Надежда сама не поняла, как у нее вырвалось все это. Просто она страшно разозлилась, и к тому же все это выглядело как в кино — кляп во рту, похищение, человек в кабинете, даже взгляд у него был по-киношному проницательный.
— Успокойтесь, Надежда Николаевна, давайте поговорим как разумные люди.
— Причем убийца непрофессиональный, неумелый.
Эти слова, по-видимому, особенно разозлили хозяина кабинета. Он резко побледнел, ударил кулаком по столу, потом одумался, отдышался и продолжал почти спокойно:
— Надежда Николаевна, прекратите эти беспочвенные оскорбления, и поговорим о том, что вам известно…
— Мне известно, что за последнее время вы или ваши «орлы», что одно и то же, — убили несколько ни в чем не повинных женщин, причем одну из них — явно по ошибке, перепутав ее со мной… Ведь вы тогда меня хотели убить? А убили жалкую пьянчужку.., поэтому я и говорю, что убийца вы непрофессиональный.
— Надежда Николаевна, я совершенно не представляю, о чем вы говорите. Я вовсе не собирался убивать вас ни лично, ни чужими руками, я хотел только поговорить о вашей знакомой, Софье Вениаминовне Сергеевой.

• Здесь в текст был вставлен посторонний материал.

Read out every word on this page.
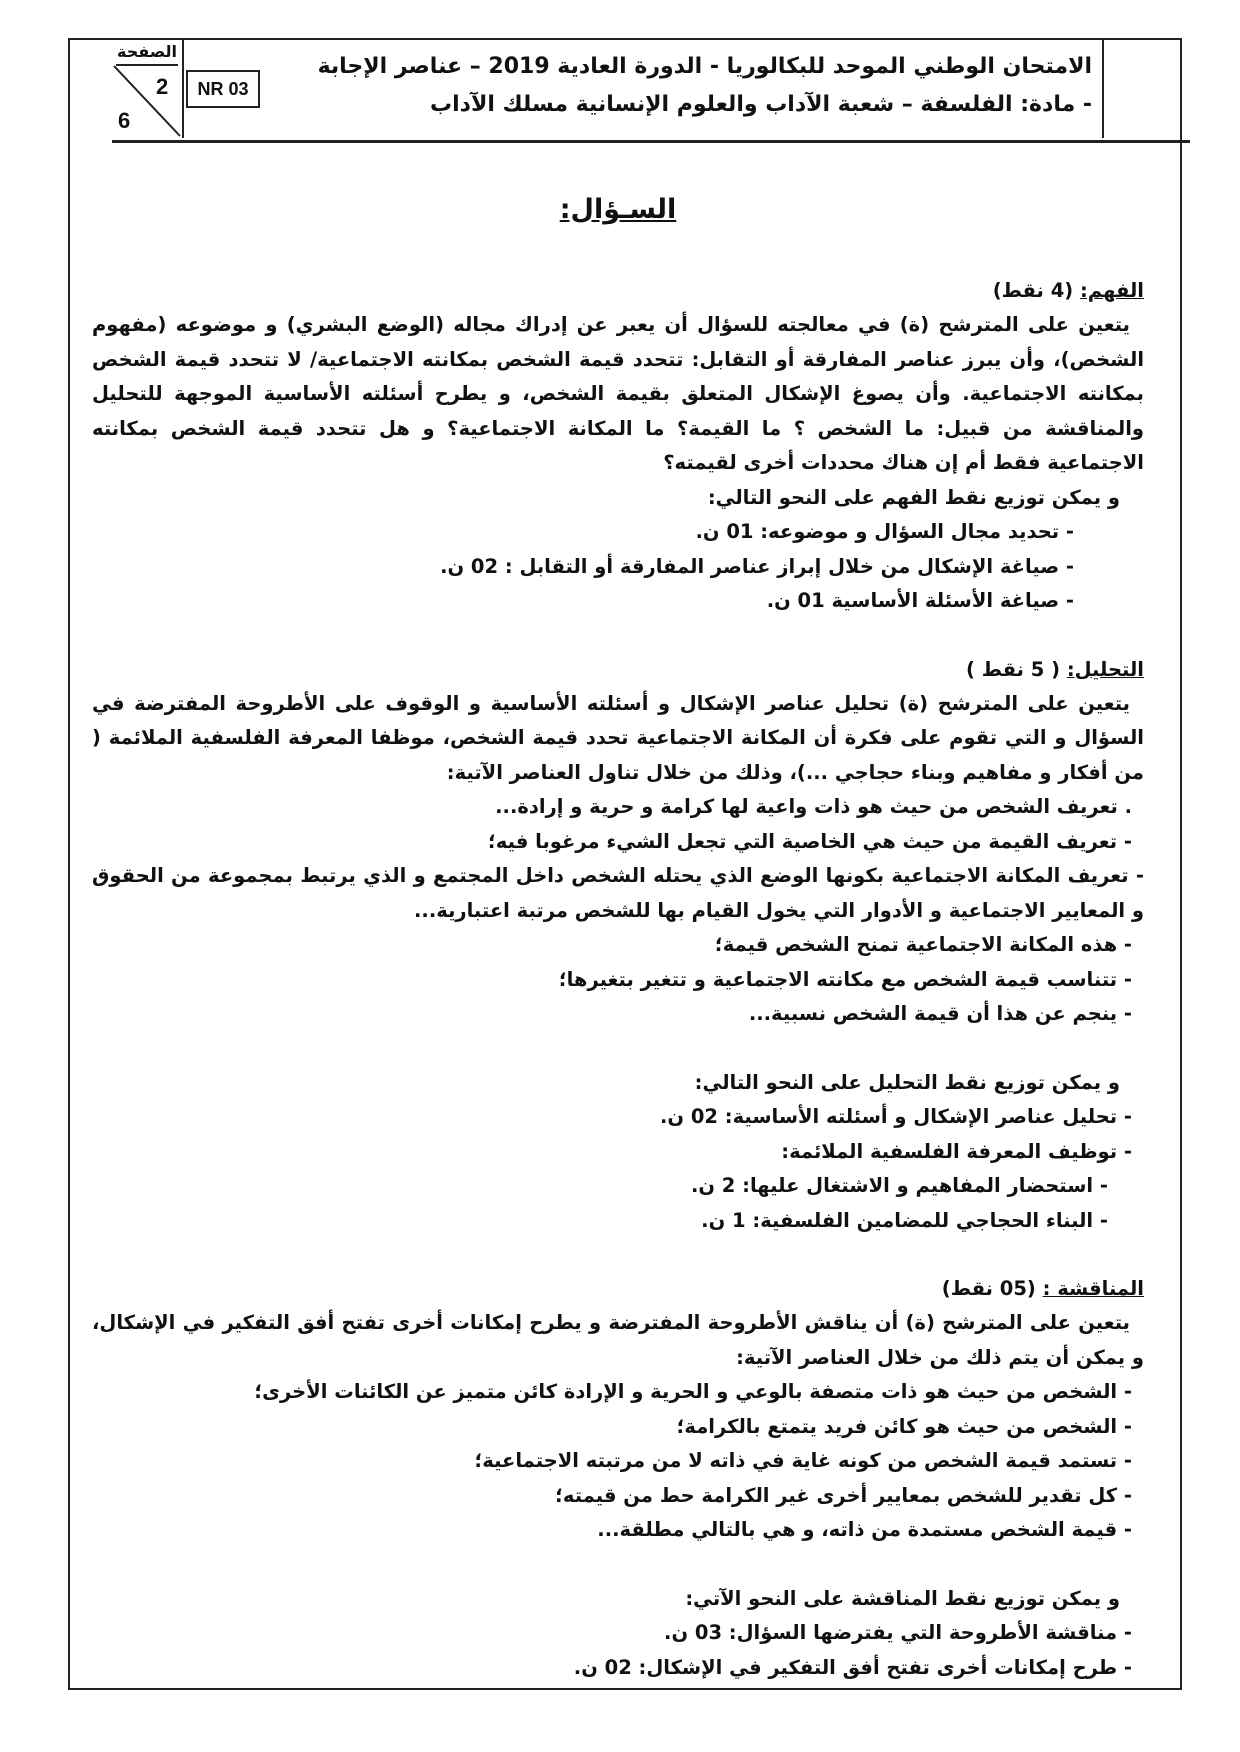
الصفحة
2
6
NR 03
الامتحان الوطني الموحد للبكالوريا - الدورة العادية 2019 – عناصر الإجابة
- مادة: الفلسفة – شعبة الآداب والعلوم الإنسانية مسلك الآداب
السـؤال:

الفهم: (4 نقط)

يتعين على المترشح (ة) في معالجته للسؤال أن يعبر عن إدراك مجاله (الوضع البشري) و موضوعه (مفهوم الشخص)، وأن يبرز عناصر المفارقة أو التقابل: تتحدد قيمة الشخص بمكانته الاجتماعية/ لا تتحدد قيمة الشخص بمكانته الاجتماعية. وأن يصوغ الإشكال المتعلق بقيمة الشخص، و يطرح أسئلته الأساسية الموجهة للتحليل والمناقشة من قبيل: ما الشخص ؟ ما القيمة؟ ما المكانة الاجتماعية؟ و هل تتحدد قيمة الشخص بمكانته الاجتماعية فقط أم إن هناك محددات أخرى لقيمته؟

و يمكن توزيع نقط الفهم على النحو التالي:

- تحديد مجال السؤال و موضوعه: 01 ن.

- صياغة الإشكال من خلال إبراز عناصر المفارقة أو التقابل : 02 ن.

- صياغة الأسئلة الأساسية 01 ن.

التحليل: ( 5 نقط )

يتعين على المترشح (ة) تحليل عناصر الإشكال و أسئلته الأساسية و الوقوف على الأطروحة المفترضة في السؤال و التي تقوم على فكرة أن المكانة الاجتماعية تحدد قيمة الشخص، موظفا المعرفة الفلسفية الملائمة ( من أفكار و مفاهيم وبناء حجاجي ...)، وذلك من خلال تناول العناصر الآتية:

. تعريف الشخص من حيث هو ذات واعية لها كرامة و حرية و إرادة...

- تعريف القيمة من حيث هي الخاصية التي تجعل الشيء مرغوبا فيه؛

- تعريف المكانة الاجتماعية بكونها الوضع الذي يحتله الشخص داخل المجتمع و الذي يرتبط بمجموعة من الحقوق و المعايير الاجتماعية و الأدوار التي يخول القيام بها للشخص مرتبة اعتبارية...

- هذه المكانة الاجتماعية تمنح الشخص قيمة؛

- تتناسب قيمة الشخص مع مكانته الاجتماعية و تتغير بتغيرها؛

- ينجم عن هذا أن قيمة الشخص نسبية...

و يمكن توزيع نقط التحليل على النحو التالي:

- تحليل عناصر الإشكال و أسئلته الأساسية: 02 ن.

- توظيف المعرفة الفلسفية الملائمة:

- استحضار المفاهيم و الاشتغال عليها: 2 ن.

- البناء الحجاجي للمضامين الفلسفية: 1 ن.

المناقشة : (05 نقط)

يتعين على المترشح (ة) أن يناقش الأطروحة المفترضة و يطرح إمكانات أخرى تفتح أفق التفكير في الإشكال، و يمكن أن يتم ذلك من خلال العناصر الآتية:

- الشخص من حيث هو ذات متصفة بالوعي و الحرية و الإرادة كائن متميز عن الكائنات الأخرى؛

- الشخص من حيث هو كائن فريد يتمتع بالكرامة؛

- تستمد قيمة الشخص من كونه غاية في ذاته لا من مرتبته الاجتماعية؛

- كل تقدير للشخص بمعايير أخرى غير الكرامة حط من قيمته؛

- قيمة الشخص مستمدة من ذاته، و هي بالتالي مطلقة...

و يمكن توزيع نقط المناقشة على النحو الآتي:

- مناقشة الأطروحة التي يفترضها السؤال: 03 ن.

- طرح إمكانات أخرى تفتح أفق التفكير في الإشكال: 02 ن.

— Которую вы уж точно убили! — бросила ему в лицо Надежда и на этот раз по его реакции поняла, что попала в точку.
— Вы что-то путаете! — воскликнул Олег Николаевич. — Софья Вениаминовна долго работала под моим руководством, ее смерть — большая потеря для меня и для всего нашего коллектива…
— Если вы долго с ней работали, то вы знаете ее гораздо лучше меня. Я не видела ее долгие годы и вряд ли могу рассказать вам про нее такое, чего вы не знаете.

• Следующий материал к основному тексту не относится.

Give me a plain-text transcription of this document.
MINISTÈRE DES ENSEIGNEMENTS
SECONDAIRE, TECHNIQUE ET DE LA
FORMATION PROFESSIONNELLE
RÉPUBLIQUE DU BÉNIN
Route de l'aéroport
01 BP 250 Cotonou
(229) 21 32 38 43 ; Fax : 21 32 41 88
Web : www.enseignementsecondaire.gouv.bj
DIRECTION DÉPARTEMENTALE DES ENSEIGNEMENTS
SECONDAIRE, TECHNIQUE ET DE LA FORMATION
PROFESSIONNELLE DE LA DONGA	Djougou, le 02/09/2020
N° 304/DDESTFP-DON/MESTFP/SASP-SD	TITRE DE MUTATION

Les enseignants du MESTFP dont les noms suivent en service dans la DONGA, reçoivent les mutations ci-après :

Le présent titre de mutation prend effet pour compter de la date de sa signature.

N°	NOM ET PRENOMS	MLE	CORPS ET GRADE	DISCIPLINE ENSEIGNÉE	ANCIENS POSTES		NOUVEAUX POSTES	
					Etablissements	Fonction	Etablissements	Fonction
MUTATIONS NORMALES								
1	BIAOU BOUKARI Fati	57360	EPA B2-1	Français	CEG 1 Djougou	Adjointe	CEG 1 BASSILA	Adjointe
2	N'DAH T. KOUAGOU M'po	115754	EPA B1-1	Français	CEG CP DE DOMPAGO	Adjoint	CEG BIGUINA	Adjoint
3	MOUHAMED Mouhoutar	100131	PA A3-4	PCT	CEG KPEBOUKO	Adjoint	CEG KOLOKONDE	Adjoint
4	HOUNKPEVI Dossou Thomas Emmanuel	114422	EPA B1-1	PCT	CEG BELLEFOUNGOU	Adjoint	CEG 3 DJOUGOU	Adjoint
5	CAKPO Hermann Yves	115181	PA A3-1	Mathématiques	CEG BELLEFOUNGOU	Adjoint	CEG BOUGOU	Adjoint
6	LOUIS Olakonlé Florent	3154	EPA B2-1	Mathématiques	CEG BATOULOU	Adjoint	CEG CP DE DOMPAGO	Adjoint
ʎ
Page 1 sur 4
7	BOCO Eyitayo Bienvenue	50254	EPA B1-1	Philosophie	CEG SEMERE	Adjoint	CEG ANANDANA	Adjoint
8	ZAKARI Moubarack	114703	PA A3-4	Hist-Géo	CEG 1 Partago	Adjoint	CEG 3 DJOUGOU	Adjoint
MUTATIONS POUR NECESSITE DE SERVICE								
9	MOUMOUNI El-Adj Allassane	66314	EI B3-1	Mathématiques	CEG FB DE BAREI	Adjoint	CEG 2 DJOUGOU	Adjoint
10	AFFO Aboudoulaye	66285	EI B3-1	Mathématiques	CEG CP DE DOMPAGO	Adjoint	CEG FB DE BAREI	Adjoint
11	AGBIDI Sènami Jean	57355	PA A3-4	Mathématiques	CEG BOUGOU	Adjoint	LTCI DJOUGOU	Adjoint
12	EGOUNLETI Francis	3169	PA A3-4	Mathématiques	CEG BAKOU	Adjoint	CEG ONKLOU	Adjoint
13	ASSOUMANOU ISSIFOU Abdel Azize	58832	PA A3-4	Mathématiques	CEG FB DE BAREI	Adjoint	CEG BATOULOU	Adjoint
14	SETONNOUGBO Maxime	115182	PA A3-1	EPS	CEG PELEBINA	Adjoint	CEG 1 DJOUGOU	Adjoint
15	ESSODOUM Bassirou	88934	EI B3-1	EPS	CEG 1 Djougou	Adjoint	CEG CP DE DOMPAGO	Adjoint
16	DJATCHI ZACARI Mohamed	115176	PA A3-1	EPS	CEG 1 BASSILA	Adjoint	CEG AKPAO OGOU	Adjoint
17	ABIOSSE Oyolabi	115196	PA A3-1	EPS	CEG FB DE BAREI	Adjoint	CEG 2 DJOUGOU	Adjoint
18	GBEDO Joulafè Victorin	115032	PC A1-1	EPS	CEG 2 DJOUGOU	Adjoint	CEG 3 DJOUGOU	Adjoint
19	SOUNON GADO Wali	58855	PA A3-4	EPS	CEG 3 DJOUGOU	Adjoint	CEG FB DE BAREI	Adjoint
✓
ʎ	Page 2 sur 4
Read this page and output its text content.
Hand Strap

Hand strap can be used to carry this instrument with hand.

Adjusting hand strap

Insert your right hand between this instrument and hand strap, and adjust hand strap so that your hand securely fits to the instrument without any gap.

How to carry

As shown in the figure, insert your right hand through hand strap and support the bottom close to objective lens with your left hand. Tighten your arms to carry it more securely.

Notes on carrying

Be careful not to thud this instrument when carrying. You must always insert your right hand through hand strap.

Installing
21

— Она звонила вам перед смертью и отправила вам письмо. Значит, вы не были для нее посторонним человеком. Что она вам написала?
— А откуда вы знаете, что она звонила и писала мне?
— Специфика нашей работы такова, что все служебные телефоны прослушиваются.
— Но она звонила мне из автомата! — ляпнула Надежда наугад и опять поняла, что попала в точку.
— Так все же, что она вам написала?
— Вы не хотите отвечать, откуда вам известно, что она мне звонила? Я это и так знаю: вы или ваши люди нагнали ее в телефонной будке — она от вас убегала, поэтому говорила запыхавшимся голосом, ее догнали и убили, обставив ее смерть, как сердечный приступ. И после этого вы хотите, чтобы я разговаривала с вами как с разумным человеком?
— Уверяю вас, вы ошибаетесь, — проговорил Олег Николаевич усталым голосом, — я непричастен к смерти Сергеевой. Но мне крайне необходимо ознакомиться с ее последним письмом.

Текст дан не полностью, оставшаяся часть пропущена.